Software Path Tracing renderer implemented in CUDA, from scratch.
The repo contains several external dependencies, therefore, using the following command:
git clone https://github.com/Enigmatisms/cuda-pt.git --recursive
Dependent on GLEW for the interactive viewer (./build/xx/cpt
). If GLEW is not installed, only offline application is available (./build/xx/pt
). Initially, this code base can be run on Linux (tested on Ubuntu 22.04) but I haven't try that since the day my Ubuntu machine broke down. Currently, using MSVC (VS2022) with CMake:
mkdir build && cd build
cmake --DCMAKE_BUILD_TYPE=release ..
cmake --build . --config Release
(./build/xx/cpt.exe
) and (./build/xx/pt.exe
) will be the executable files. To run the code, an example is:
cd build/Release
./cpt.exe ../../scene/xml/bunny.xml
This repo currently has no plan for OptiX, since I am experiencing how to build the wheel and make it fast, instead of implementing some useful features. Useful features are incorporated in the experimental path tracer AdaPT. Check my github homepage for more information.
The scalability of this repo might be worse than that of AdaPT, but it will improve over time, since I plan to migrate from Taichi Lang to a pure-CUDA code base. Currently, this repo supports:
- Toy CUDA depth renderer with profiling
- Megakernel unidirectional path tracing. Two major ray-scene intersection schemes are employed: shared-memory based AABB culling, and GPU BVH (see below).
- Wavefront unidirectional path tracing with stream compaction.
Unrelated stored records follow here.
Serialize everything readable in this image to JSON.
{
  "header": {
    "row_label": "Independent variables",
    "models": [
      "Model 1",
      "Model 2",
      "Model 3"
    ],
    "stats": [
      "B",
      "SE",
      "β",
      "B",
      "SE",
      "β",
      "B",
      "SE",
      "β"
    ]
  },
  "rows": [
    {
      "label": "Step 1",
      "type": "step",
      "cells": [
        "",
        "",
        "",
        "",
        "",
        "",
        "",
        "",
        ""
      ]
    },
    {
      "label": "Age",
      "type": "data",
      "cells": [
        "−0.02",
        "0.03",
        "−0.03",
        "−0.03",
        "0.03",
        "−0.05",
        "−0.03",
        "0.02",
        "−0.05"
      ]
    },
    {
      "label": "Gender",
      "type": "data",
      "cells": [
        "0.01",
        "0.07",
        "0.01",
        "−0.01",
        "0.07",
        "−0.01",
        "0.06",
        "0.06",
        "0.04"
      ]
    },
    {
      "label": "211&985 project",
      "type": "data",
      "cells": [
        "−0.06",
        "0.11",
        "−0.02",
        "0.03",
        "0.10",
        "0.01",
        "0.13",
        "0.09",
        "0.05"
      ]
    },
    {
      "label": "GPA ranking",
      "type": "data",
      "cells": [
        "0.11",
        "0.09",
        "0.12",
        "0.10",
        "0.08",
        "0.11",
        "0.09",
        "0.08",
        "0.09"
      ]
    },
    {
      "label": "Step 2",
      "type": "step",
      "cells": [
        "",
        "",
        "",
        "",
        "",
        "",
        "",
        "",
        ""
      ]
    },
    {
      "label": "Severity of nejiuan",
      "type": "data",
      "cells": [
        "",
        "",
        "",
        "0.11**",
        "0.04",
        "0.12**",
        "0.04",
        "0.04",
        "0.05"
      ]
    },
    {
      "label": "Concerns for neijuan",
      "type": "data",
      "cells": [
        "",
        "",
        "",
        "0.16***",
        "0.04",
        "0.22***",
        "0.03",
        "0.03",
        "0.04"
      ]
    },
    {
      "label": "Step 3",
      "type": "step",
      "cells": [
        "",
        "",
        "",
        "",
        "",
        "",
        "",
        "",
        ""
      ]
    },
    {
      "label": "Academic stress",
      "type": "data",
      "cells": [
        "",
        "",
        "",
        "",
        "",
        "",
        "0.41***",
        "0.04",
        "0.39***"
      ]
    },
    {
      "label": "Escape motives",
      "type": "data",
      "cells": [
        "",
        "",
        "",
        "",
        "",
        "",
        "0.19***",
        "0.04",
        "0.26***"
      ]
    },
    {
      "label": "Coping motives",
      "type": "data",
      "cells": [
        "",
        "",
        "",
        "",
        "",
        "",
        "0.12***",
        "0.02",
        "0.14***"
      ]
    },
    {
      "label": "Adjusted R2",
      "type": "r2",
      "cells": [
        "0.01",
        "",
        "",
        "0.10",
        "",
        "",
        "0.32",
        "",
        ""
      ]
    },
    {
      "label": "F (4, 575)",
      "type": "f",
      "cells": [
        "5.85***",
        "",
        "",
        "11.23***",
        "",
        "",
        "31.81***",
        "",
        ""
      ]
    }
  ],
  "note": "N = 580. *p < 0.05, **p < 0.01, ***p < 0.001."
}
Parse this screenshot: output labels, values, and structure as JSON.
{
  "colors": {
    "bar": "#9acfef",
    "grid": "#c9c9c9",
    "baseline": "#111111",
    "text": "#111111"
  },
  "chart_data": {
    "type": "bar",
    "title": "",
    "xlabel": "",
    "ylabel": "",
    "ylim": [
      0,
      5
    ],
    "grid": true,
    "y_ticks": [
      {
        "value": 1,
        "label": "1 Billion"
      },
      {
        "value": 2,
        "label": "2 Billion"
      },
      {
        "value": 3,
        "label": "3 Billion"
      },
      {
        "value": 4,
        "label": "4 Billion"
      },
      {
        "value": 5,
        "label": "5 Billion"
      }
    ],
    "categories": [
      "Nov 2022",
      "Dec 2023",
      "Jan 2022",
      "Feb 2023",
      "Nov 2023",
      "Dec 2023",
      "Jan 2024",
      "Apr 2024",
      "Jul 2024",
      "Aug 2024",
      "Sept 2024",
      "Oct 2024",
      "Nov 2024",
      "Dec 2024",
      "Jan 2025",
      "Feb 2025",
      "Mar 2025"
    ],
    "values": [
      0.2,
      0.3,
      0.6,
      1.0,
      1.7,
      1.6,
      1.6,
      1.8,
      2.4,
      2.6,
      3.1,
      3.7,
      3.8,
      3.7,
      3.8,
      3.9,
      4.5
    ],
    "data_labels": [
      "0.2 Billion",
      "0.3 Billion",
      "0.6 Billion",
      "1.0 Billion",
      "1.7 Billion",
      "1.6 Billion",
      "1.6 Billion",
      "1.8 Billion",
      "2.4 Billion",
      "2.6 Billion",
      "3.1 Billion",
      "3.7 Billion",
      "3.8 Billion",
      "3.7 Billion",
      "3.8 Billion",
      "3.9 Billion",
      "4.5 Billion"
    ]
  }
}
Currently, WFPT is not as fast as megakernel PT due to the simplicity of the test scenes (and maybe, coalesced GMEM access problems, being working on this).
- GPU BVH: A stackless GPU surface area heuristic BVH. The current implementation is not optimal (since the ordering of left-child and right child is left unaccounted for, and there is no 'look-back' op), but fast enough. Profiling for this part is not every complete. 1D CUDA texture is used to store the BVH nodes, for better cache performance.
- CUDA pitched textures for environment maps, normal, roughness, index of refraction and albedo.
- Online modification of the scene. Check out the video down below.
CUDA-PT.2024-12-22.20-54-16.mp4
- (Recent) An
imgui
based interactive UI. - (Around 2025.01, stay tuned) Benchmarking with AdaPT (Taichi lang based renderer) and OptiX (optional). More profiling, and finally, I think I will write several blog posts on "How to implement an efficient software path tracing renderer with CUDA". The blog posts will be more focused on the soft(and hard)-ware related analysis-driven-optimization, so they will actually be posts that summarize (and teach) some best practices for programming the tasks with extremely imbalanced workloads.
I've tried a handful of tricks, unfortunately, due to the limitation of time I haven't document any of these (including statistical profiling and analysis) and I currently only have vague (somewhat) concepts of DOs and DON'Ts. Emmm... I really want to summarize all of them, in November, after landing on a good job. So wish me good luck.
- Divergence control part I (loop 'pre-converge')
- Divergence control part II: megakernel or wavefront?
- Stream compaction for WFPT. Shader Execution Reordering (SER) on Ada Lovelace architecture (NVIDIA 40x GPU) (More in-depth reading on this topic, since NVIDIA said almost nothing important in their SER white-book).
- Coalesced access: SoA in WFPT and lg-throttle problem for AoS
- Local memory: dynamic indexing considered harmful
- Dynamic polymorphism: GPU based
variant
or device-side inheritance (virtual functions and their pointers) ? - Avoiding bank conflicts & Use vectorized load / store
- IMC (constant cache miss): when should you use constant cache
- CPU multi-threading and GPU stream-based concurrency (maybe Hyper-Q).
- (More in-depth reading on this topic) What makes a good GPU based spatially-partitioning data structures (like BVH): well I am no expert in this, should more papers on this topic.
-
imgui
has no CMakeLists.txt so we should write it ourselves. - I think it is painful to use GLEW for windows: after compilation,
glew32.dll
should be manually copied toWindows/System32
. Also, we should build GLEW manually.
This repo originated from: w3ntao/smallpt-megakernel, but now it is very different from it. I answered his question on stackexchange computer graphics and tweaked his code, so I thought to myself... why not base on this repo and try to make it better (though, I won't call it small-pt, since it definitely won't be small after I heavily optimize the code).